大 pandas 丢弃重复;值相反的顺序 [英] Pandas drop duplicates; values in reverse order
问题描述
我试图找到一种方法来利用熊猫 drop_duplicates()
来识别当这些值是相反的顺序时,这些行是重复的。
I'm trying to find a way to utilize pandas drop_duplicates()
to recognize that rows are duplicates when the values are in reverse order.
一个例子是如果我试图找到客户购买苹果和香蕉的交易,但数据收集顺序可能已经扭转了这些项目。换句话说,当作为完整订单组合时,交易被视为重复,因为它由相同的项目组成。
An example is if I am trying to find transactions where customers purchases both apples and bananas, but the data collection order may have reversed the items. In other words, when combined as a full order the transaction is seen as a duplicate because it is made up up of the same items.
我想要将以下内容识别为重复:
I want the following to be recognized as duplicates:
Item1 Item2
Apple Banana
Banana Apple
推荐答案
p>首先按行排列 应用
排序
然后 drop_duplicates
:
First sort by rows with apply
sorted
and then drop_duplicates
:
df = df.apply(sorted, axis=1).drop_duplicates()
print (df)
Item1 Item2
0 Apple Banana
#if need specify columns
cols = ['Item1','Item2']
df[cols] = df[cols].apply(sorted, axis=1)

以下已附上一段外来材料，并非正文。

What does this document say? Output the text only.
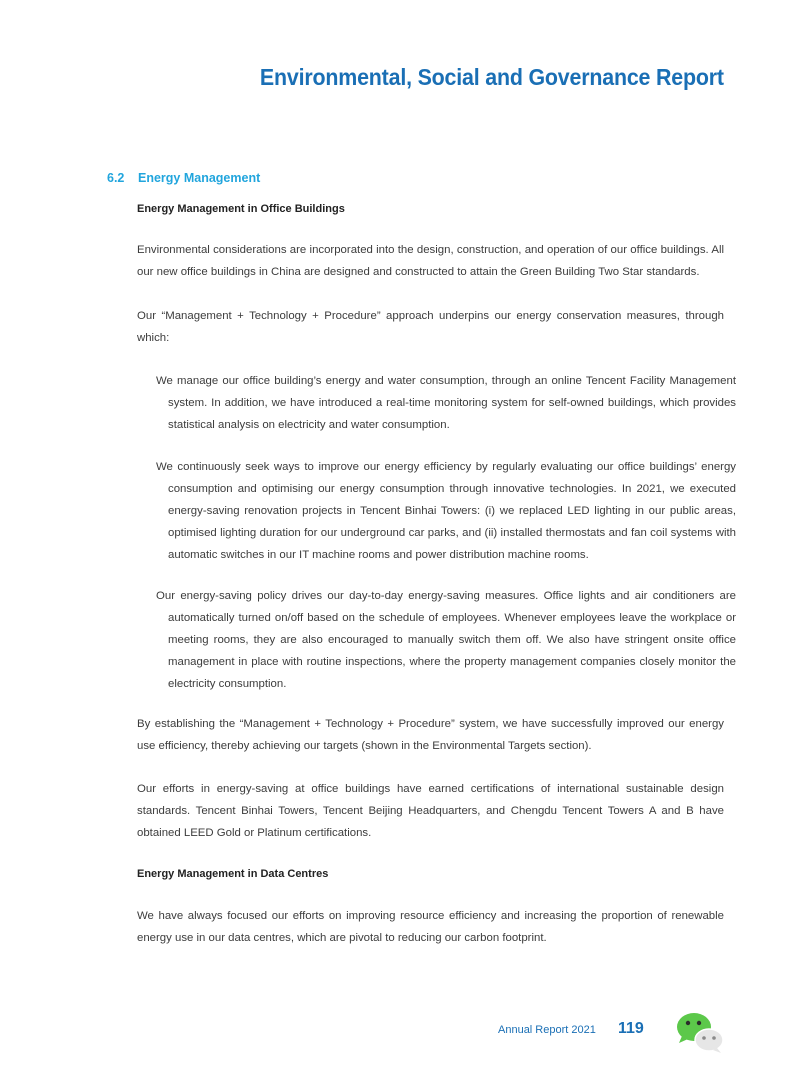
Environmental, Social and Governance Report
6.2 Energy Management
Energy Management in Office Buildings

Environmental considerations are incorporated into the design, construction, and operation of our office buildings. All our new office buildings in China are designed and constructed to attain the Green Building Two Star standards.

Our “Management + Technology + Procedure” approach underpins our energy conservation measures, through which:

We manage our office building’s energy and water consumption, through an online Tencent Facility Management system. In addition, we have introduced a real-time monitoring system for self-owned buildings, which provides statistical analysis on electricity and water consumption.

We continuously seek ways to improve our energy efficiency by regularly evaluating our office buildings’ energy consumption and optimising our energy consumption through innovative technologies. In 2021, we executed energy-saving renovation projects in Tencent Binhai Towers: (i) we replaced LED lighting in our public areas, optimised lighting duration for our underground car parks, and (ii) installed thermostats and fan coil systems with automatic switches in our IT machine rooms and power distribution machine rooms.

Our energy-saving policy drives our day-to-day energy-saving measures. Office lights and air conditioners are automatically turned on/off based on the schedule of employees. Whenever employees leave the workplace or meeting rooms, they are also encouraged to manually switch them off. We also have stringent onsite office management in place with routine inspections, where the property management companies closely monitor the electricity consumption.

By establishing the “Management + Technology + Procedure” system, we have successfully improved our energy use efficiency, thereby achieving our targets (shown in the Environmental Targets section).

Our efforts in energy-saving at office buildings have earned certifications of international sustainable design standards. Tencent Binhai Towers, Tencent Beijing Headquarters, and Chengdu Tencent Towers A and B have obtained LEED Gold or Platinum certifications.

Energy Management in Data Centres

We have always focused our efforts on improving resource efficiency and increasing the proportion of renewable energy use in our data centres, which are pivotal to reducing our carbon footprint.

Annual Report 2021 119
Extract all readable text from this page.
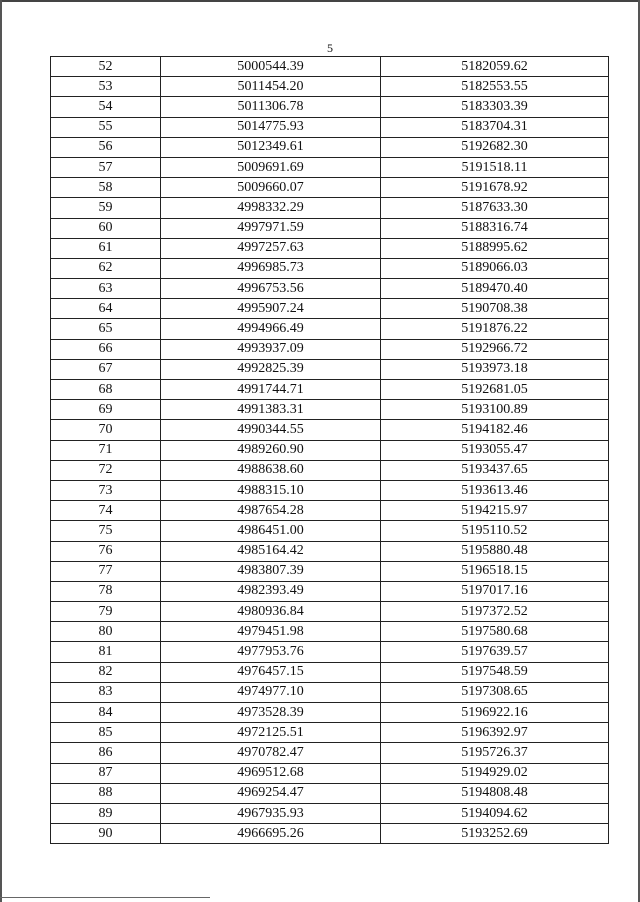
5
52	5000544.39	5182059.62
53	5011454.20	5182553.55
54	5011306.78	5183303.39
55	5014775.93	5183704.31
56	5012349.61	5192682.30
57	5009691.69	5191518.11
58	5009660.07	5191678.92
59	4998332.29	5187633.30
60	4997971.59	5188316.74
61	4997257.63	5188995.62
62	4996985.73	5189066.03
63	4996753.56	5189470.40
64	4995907.24	5190708.38
65	4994966.49	5191876.22
66	4993937.09	5192966.72
67	4992825.39	5193973.18
68	4991744.71	5192681.05
69	4991383.31	5193100.89
70	4990344.55	5194182.46
71	4989260.90	5193055.47
72	4988638.60	5193437.65
73	4988315.10	5193613.46
74	4987654.28	5194215.97
75	4986451.00	5195110.52
76	4985164.42	5195880.48
77	4983807.39	5196518.15
78	4982393.49	5197017.16
79	4980936.84	5197372.52
80	4979451.98	5197580.68
81	4977953.76	5197639.57
82	4976457.15	5197548.59
83	4974977.10	5197308.65
84	4973528.39	5196922.16
85	4972125.51	5196392.97
86	4970782.47	5195726.37
87	4969512.68	5194929.02
88	4969254.47	5194808.48
89	4967935.93	5194094.62
90	4966695.26	5193252.69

df = df.drop_duplicates(subset=cols)
print (df)
Item1 Item2
0 Apple Banana
另一个解决方案是 numpy.sort
和 DataFrame
构造函数:
Another solution with numpy.sort
and DataFrame
constructor:
df = pd.DataFrame(np.sort(df.values, axis=1), index=df.index, columns=df.columns)
.drop_duplicates()
print (df)
Item1 Item2
0 Apple Banana
这篇关于大 pandas 丢弃重复;值相反的顺序的文章就介绍到这了,希望我们推荐的答案对大家有所帮助,也希望大家多多支持IT屋!